In 1873, now carrying the credentials of a nurse, Emma Randall was sent by Nightingale to Montreal to open a nursing school there. Emma emigrated to Canada and took work in a Montreal hospital. This was in Worthington’s first year. In 1876 Emma married Azariah Lawrence, a young Canadian who was descended from English nobility. His forebears had come to Canada in the time of British settlement. Azariah and Emma came to have five children — two boys, a girl, two boys — and on Aug. 30, 1883, the young Lawrence family arrived to take up farming on the Minnesota frontier in Section 20 of Summit Lake Township, not far from where the village of Reading emerged after the arrival of the Burlington railroad in 1899.
Bessie Whelan —
Bessie Whelan was a granddaughter of B.F. Young, who once lived in the imposing house on the Fifth Avenue corner that drivers see as they head down Humiston Avenue. While he still lived on his farm in nearby Elk Township, Ben had a hand slashed one summer day by a partner in a grain field. Granddaughter Bessie remembered, “The accident happened when they were threshing. When they put the bundles in the threshing machine, they had to cut the bands on each bundle. One man would be on one side and one on the other, cutting bundles as they came.” Ben was bleeding badly. He needed medical attention and there was neither a hospital nor a doctor at Reading. “Take him to Emma Lawrence — take him to the nurse — she can take care of him.”
And she did. Bessie remembered, “She used a shingle to make a splint, then bandaged the hand.

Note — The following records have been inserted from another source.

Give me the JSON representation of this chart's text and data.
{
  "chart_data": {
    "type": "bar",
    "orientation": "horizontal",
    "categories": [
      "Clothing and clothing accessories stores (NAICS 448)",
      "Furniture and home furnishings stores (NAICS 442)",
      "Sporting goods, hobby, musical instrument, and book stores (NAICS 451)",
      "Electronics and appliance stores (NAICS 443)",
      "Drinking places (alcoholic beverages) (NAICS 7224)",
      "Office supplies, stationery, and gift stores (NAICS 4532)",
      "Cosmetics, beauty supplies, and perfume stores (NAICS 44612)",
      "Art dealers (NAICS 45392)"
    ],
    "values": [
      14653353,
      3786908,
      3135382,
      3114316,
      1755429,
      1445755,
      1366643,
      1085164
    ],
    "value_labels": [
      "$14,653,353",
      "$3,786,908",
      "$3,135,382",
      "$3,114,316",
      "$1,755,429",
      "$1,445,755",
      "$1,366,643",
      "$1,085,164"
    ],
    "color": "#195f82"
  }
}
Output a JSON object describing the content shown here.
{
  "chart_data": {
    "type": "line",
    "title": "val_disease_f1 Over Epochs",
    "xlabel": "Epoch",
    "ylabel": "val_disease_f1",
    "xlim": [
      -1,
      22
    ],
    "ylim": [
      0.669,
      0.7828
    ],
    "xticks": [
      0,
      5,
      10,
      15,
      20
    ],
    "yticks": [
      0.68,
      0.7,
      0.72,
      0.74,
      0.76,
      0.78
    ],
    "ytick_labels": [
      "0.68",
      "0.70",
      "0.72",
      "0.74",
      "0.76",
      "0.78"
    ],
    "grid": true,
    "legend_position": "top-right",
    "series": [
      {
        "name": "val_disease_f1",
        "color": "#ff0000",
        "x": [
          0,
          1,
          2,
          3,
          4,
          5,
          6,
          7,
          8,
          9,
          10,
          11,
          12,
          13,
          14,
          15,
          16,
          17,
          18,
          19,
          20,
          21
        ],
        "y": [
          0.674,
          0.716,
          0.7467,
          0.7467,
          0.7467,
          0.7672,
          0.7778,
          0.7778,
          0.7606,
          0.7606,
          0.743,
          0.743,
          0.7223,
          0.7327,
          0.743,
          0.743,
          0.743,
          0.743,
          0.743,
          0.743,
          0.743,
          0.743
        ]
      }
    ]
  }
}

Grandpa carried a big scar the rest of his life.”
Azariah and Emma Lawrence and their family were known widely in the local area. The son Allen took over the Summit Lake farm after his father retired. Azariah Lawrence died in 1927. His grave can be found in Rushmore’s Sun Set Cemetery. Emma, the medical pioneer, the orphan who taught bandaging to the Mayo brothers, died two years later, in June 1929. She is buried in the cemetery at Crosby in Divide County, North Dakota. It is only speculation that after her husband’s death she moved to be with family members.
Emma Randall Lawrence had a notably kindly face. Beaming eyes and, it appears, always just a trace of a smile. It was the face of a nurse.
Ray Crippen is a former editor of the Daily Globe. His column appears on Saturdays.